Через два часа сигнальщик доложил на флагманский мостик “Цесаревича”, что русскую эскадру со всех сторон окружают японские суда. Флаг-офицер начал пересчитывать дымы приближавшихся кораблей, но скоро перестал — у адмирала Того было втрое больше вымпелов, чем у русских. Штурман громко перечислял названия японских броненосцев и броненосных крейсеров, выдвигавшихся наперерез порт-артурской эскадре — флагман “Микаса”, за ним “Асахи”, “Фудзи”, “Якумо”, “Читозе”, “Шикишима”, “Чин-Иен” и еще много-много других. С расстояния в восемьдесят кабельтовых японцы открыли огонь по русским. Того поднял сигнал “Все вдруг” и его броненосцы начали забирать голову русской колонны в клещи, используя преимущество в скорости в четыре узла, а японские крейсера начали обходить порт-артурцев с тыла. Русские повернули на четыре румба влево и противники разлетелись на контр-галсах.

Вымпелы с Андреевским флагом на корме рвались к Корейскому прорыву, за которым открывалась дорога на Владивосток, где их должны были прикрывать крейсера владивостокской эскадры “Россия”, “Рюрик” и “Громобой”. Желтое море покрылось вздыбленными фонтанами фугасных взрывов. Все стреляли по всем и быстро довели огонь до невозможного предела.

Впереди в дыму и в языках огня шел “Цесаревич”. Японские броненосцы наконец пристрелялись по русскому флагману, на котором непрерывно огромные черные султаны от разрывавшихся снарядов. Прикрывая флагмана, в сумасшедшую атаку на “Микаса” полетели крейсера “Диана”, “Паллада”, “Аскольд” и “Новик”.

“Цесаревич” и “Микаса” загорелись одновременно. Уже было около пяти часов вечера и русские корабли почти прорвались к Цусимским островам. Три коротких дымящихся колонны броненосцев, крейсеров и миноносцев шли совсем рядом друг с другом и их неотвратимо догоняли японские корабли, легко державшие восемнадцать узлов в час против русских четырнадцати.

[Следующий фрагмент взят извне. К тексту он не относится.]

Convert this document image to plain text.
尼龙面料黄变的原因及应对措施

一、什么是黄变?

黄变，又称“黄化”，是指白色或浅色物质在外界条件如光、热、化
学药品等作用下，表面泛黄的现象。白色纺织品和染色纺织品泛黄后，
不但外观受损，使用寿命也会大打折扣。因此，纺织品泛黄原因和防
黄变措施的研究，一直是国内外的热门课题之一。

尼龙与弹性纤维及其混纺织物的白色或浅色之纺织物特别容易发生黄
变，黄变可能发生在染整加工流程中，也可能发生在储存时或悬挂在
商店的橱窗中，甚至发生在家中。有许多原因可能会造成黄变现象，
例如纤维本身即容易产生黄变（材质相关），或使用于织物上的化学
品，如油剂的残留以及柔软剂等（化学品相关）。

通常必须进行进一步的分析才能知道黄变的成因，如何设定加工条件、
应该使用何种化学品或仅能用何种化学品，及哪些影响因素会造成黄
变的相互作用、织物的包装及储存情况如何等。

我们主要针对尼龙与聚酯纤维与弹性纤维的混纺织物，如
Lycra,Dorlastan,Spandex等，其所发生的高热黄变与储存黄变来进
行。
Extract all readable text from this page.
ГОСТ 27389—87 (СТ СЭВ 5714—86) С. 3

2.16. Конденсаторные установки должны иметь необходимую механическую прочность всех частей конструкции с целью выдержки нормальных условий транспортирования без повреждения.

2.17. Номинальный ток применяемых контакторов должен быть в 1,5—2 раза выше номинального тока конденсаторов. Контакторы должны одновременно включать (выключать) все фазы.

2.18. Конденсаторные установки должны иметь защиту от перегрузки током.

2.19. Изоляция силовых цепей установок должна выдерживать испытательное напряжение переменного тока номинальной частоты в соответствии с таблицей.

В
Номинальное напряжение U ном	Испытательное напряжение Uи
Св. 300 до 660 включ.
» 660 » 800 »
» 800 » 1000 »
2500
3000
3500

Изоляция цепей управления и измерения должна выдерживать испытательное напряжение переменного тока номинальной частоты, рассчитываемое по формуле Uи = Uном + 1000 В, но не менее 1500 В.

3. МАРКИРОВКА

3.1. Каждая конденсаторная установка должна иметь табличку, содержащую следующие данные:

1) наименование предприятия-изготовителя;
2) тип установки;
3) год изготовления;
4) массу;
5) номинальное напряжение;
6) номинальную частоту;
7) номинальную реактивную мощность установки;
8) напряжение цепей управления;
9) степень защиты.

Шедшая замыкающей “Победа”, с недостаточным броневым прикрытием и десяти, а не двенадцатидюймовыми орудиями главного калибра, начала новую артиллерийскую канонаду. Обе эскадры окутались бело-черным дымом. Разрывы целиком окутали “Победу” и казалось, что на ней не осталось в живых не одного человека. Преимущество в мощи японского огневого залпа наконец проявилось. Горели старенькие “Севастополь” и “Полтава”, на “Пересвете” снесло мачту, а на “Ретвизане” трубу. Японские корабли тоже были покрыты шапками разрывов, и когда дым рассеялся, с тридцати кабельтовых были хорошо видны их многочисленные повреждения. Двадцать японских броненосцев и крейсеров и пятьдесят миноносцев атаковали и атаковали короткие русские колонны.

Сражение приняло чрезвычайно ожесточенный характер. Невзирая на тройное численное превосходство японцев в количестве и пятерное в огневой мощи, русские упорно рвались вперед, нанося ощутимые ответные удары. После сражения японские газеты писали, что никогда еще русские не проявляли столько выдержки и упорства. Артиллеристы на порт-артурских судах ни на минуту не оставляли своих орудий и стреляли, стреляли, стреляли по противнику.

В шесть часов вечера японский залп накрыл мостик русского флагмана, а второй разнес бревую рубку. Штаб эскадры был уничтожен целиком, “Цесаревич” остановился и закрутился на месте, и в многочасовой битве наступил перелом. Залитые сталью и кровью русские корабли, почти превращенные в развалины, яростно поворачивались на японскую эскадру, готовые погибнуть, но спасти честь Андреевского флага. Зрелище этой отчаянно-мертвой атаки, казалось, потрясло само небо и воздух, видевших, как адмирал Того в бешенстве топтал ногами свою фуражку, почему стараясь обязательно раздавить кокарду. Японские корабли открыли огонь из всех орудий и началась последняя фаза этого сумасшедшего морского сражения.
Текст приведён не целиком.